It's Spring and that means the return of the aquatic plant section to Riverside. With the improving weather we've uncovered the water tanks at the top of the garden centre and filled them with wonderful watery plants.
Grown locally by a long-standing Riverside supplier, our aquatic section is well stocked with the different types of plants required for a successful pond, however big or small.
Marginals: These are the highly decorative plants you'll find growing at the edge of a pond. Among them you'll find classic water plants like Iris, Water Buttercup, Ragged Robin and lots of beautiful reeds and grasses. Grown in baskets they can be placed on a shallow ledge or propped up on bricks at the waters edge. Either stage them with the water level at the top of the basket or slightly submerge them depending on variety.
Oxygenators: As the name suggests these are plants that put oxygen into your pond, helping to keep the water clean and healthy. Sold in bundles with a small metal weight attached, either place them at the bottom of the pond under a rock to stop them floating away or plant them into a basket in aquatic soil. It is also possible to simply drop them into the pond where they will either sink to the bottom over time and root into the soil there or will happily grow where they float.

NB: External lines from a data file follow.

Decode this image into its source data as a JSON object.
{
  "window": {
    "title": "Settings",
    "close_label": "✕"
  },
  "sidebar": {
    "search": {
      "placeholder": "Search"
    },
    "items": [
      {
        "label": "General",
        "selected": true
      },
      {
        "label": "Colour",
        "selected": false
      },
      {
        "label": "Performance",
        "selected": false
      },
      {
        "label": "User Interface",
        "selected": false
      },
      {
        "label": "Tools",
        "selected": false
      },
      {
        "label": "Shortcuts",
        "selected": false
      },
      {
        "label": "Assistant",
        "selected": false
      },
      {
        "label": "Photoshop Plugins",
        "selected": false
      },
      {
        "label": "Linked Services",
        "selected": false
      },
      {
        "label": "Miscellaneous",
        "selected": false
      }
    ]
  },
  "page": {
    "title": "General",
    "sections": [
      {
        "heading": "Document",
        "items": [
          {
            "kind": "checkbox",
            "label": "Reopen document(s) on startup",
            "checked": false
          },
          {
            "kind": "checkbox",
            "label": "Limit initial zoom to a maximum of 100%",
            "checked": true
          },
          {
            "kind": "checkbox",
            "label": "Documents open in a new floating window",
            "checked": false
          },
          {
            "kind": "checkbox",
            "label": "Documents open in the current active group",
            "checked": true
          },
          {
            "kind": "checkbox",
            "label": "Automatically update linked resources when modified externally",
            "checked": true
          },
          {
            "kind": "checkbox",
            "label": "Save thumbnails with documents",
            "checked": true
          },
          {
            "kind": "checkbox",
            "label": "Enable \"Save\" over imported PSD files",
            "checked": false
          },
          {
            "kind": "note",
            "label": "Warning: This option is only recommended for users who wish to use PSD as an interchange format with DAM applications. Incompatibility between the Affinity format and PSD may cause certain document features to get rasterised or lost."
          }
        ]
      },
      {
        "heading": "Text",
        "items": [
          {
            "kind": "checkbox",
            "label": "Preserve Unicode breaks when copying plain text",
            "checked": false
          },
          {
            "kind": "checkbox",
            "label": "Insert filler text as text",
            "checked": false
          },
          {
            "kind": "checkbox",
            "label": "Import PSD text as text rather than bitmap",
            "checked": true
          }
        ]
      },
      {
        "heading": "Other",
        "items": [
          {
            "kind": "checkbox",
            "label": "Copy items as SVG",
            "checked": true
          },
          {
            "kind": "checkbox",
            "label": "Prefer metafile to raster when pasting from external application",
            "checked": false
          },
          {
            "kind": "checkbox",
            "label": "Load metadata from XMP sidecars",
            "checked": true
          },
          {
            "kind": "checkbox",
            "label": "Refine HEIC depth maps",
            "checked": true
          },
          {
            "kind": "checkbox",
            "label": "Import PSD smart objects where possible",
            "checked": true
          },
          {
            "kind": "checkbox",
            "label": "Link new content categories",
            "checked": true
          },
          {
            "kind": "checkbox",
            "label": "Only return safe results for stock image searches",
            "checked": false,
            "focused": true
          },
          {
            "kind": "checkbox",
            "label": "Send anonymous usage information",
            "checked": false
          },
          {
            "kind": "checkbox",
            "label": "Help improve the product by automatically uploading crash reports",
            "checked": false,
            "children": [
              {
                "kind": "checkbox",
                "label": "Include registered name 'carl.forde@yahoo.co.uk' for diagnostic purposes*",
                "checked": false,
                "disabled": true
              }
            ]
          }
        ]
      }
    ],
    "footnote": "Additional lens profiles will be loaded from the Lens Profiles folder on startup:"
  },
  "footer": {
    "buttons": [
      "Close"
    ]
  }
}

Water Lilies: The stars of the show, Water Lilies produce spectacular, colourful blooms among their rounded leaves on the pond's surface. These come in a range of colours and sizes suitable for all sizes of ponds and barrels. Place them on the bottom of the pond where their long leaves and flower stems can extend up to the surface.
Deep Water Plants: Like Water Lilies, they like to sit on the bottom of the pond. Among these are choice varieties like Water Hawthorn.
Floating Plants: These decorative plants come along a lillte later in the season when the danger of frost has passed. Water Hyacinth, Water Lettuce and Water Soldiers all float on the surface adding another dimension to a pond as well as helping cover some of the surface area and keep the algae at bay.
It's a great time of year to get to grips with an existing pond or start a new one in a old sink or barrel. There are plants suitable for all types of water feature and with their magnetic draw for wildlife they always reward a closer look. It's definitely time to get your waders on.